Roll out the dough between 2 sheets of baking paper to 1cm thickness. Remove top sheet and cut dough into star shapes with a cookie cutter. Place on trays and bake for 12 to 15 minutes until lightly golden. Cool before storing in an airtight container for up to a week.

Annabel says: These little biscuits are lovely served with a glass of bubbly as you open your presents on Christmas morning, or after lunch with coffee.

Swedish Chocolate Balls

Photo / Annabel Langbein Media
Photo / Annabel Langbein Media

Ready in 30 mins
Makes 36

200g butter, at room temperature
1 cup caster sugar
4 Tbsp dark cocoa, sifted
3 cups rolled oats
2 tsp vanilla extract
4 Tbsp cold strong coffee or water
Hundreds and thousands, to coat

Cream butter and sugar until pale and fluffy. Mix in cocoa, rolled oats, vanilla and coffee or water. Make walnut-sized balls, roll them in hundreds and thousands and refrigerate to set. Store in a sealed container in the fridge for up to a week.

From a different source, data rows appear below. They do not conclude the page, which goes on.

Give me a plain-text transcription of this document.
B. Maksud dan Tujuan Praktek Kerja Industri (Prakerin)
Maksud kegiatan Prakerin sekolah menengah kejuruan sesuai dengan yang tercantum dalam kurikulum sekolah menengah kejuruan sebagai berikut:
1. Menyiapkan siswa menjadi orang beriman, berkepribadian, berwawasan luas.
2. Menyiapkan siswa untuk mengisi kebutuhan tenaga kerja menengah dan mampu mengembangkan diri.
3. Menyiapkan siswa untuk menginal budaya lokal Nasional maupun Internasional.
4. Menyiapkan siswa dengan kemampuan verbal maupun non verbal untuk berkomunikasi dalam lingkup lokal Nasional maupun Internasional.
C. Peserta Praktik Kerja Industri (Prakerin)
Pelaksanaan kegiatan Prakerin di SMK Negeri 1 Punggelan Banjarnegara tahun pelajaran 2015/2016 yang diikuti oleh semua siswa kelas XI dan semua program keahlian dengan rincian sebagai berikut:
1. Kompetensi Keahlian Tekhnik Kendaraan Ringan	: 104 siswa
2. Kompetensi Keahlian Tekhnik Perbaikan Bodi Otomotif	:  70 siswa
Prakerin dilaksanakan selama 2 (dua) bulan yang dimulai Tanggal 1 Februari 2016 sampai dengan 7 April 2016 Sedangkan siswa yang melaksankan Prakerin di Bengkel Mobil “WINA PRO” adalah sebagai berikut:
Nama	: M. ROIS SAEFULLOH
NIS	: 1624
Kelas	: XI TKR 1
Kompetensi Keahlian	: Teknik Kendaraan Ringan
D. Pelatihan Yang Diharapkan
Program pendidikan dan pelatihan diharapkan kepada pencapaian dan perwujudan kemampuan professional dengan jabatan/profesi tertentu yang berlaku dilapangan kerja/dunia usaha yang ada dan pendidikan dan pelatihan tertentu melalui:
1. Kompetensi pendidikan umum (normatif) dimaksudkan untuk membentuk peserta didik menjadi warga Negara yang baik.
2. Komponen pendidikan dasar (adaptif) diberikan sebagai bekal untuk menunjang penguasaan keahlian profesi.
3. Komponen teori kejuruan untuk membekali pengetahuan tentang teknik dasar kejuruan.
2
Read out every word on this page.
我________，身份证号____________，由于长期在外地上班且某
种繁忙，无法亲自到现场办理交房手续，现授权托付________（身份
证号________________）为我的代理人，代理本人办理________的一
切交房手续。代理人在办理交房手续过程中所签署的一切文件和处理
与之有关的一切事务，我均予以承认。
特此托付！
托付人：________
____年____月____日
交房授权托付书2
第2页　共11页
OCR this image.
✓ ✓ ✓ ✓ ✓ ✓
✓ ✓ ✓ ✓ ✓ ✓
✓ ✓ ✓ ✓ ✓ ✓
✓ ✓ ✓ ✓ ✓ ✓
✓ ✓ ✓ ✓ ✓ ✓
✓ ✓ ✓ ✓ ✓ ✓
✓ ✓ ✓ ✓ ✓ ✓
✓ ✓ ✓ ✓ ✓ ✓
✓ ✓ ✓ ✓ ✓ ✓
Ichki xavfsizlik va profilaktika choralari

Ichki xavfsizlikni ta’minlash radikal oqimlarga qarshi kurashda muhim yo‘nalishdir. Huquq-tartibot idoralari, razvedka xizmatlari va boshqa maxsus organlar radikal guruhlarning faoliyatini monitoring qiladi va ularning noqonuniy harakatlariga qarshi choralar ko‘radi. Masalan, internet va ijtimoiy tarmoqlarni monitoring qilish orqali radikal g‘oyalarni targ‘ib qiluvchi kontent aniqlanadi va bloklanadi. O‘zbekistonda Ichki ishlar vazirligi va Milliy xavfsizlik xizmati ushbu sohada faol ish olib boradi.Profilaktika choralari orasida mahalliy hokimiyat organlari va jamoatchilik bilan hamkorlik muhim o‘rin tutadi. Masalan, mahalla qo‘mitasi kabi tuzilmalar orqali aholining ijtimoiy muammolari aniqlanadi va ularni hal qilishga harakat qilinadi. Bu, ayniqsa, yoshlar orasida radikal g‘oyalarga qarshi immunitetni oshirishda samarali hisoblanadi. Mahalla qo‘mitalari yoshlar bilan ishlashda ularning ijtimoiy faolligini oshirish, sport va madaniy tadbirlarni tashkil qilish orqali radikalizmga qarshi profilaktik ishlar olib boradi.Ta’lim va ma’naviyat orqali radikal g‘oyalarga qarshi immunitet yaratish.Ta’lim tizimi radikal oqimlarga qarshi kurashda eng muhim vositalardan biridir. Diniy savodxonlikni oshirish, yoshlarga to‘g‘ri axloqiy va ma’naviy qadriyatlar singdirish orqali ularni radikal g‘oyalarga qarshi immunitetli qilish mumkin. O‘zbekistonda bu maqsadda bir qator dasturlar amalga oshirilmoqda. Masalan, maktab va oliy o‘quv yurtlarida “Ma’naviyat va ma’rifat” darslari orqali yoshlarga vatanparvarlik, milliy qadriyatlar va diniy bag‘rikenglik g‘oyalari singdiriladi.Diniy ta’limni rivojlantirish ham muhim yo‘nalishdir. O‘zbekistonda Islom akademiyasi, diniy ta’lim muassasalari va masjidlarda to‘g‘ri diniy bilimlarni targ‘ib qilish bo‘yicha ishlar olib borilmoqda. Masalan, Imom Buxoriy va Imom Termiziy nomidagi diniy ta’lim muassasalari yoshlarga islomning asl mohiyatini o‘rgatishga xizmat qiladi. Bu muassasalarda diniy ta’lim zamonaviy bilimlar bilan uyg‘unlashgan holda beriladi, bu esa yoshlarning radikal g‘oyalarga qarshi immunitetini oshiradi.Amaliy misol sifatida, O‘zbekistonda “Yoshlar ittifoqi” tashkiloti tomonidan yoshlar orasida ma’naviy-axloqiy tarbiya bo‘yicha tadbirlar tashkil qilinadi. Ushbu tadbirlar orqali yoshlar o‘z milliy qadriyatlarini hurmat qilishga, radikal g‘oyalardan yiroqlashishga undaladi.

Annabel says: The addition of rolled oats gives these chocolate bites a delicious chewiness.

Annabel's Christmas Kisses

Photo / Annabel Langbein Media
Photo / Annabel Langbein Media

Ready in 20 mins
Makes about 40 kisses

1 cup walnuts
1 cup dates
1 cup raisins
¼ cup crystallised ginger
5-8 dried figs
1½ cups sweetened condensed milk
1 cup desiccated coconut, plus extra for coating

Preheat oven to 160C fanbake and line an oven tray with baking paper. Place the nuts, fruits and ginger in a food processor and whizz to chop finely. Stir in condensed milk and coconut. Shape into small balls or pyramids and roll in extra coconut. Place on prepared tray and bake until lightly golden (about 20-25 minutes). Stored in an airtight container, they will keep for weeks.

Annabel says: My first item of Christmas baking each year is usually a double batch of my mother's famous fig and ginger kisses. I love the fact that my kids now consider these a special Christmas treat to look forward to.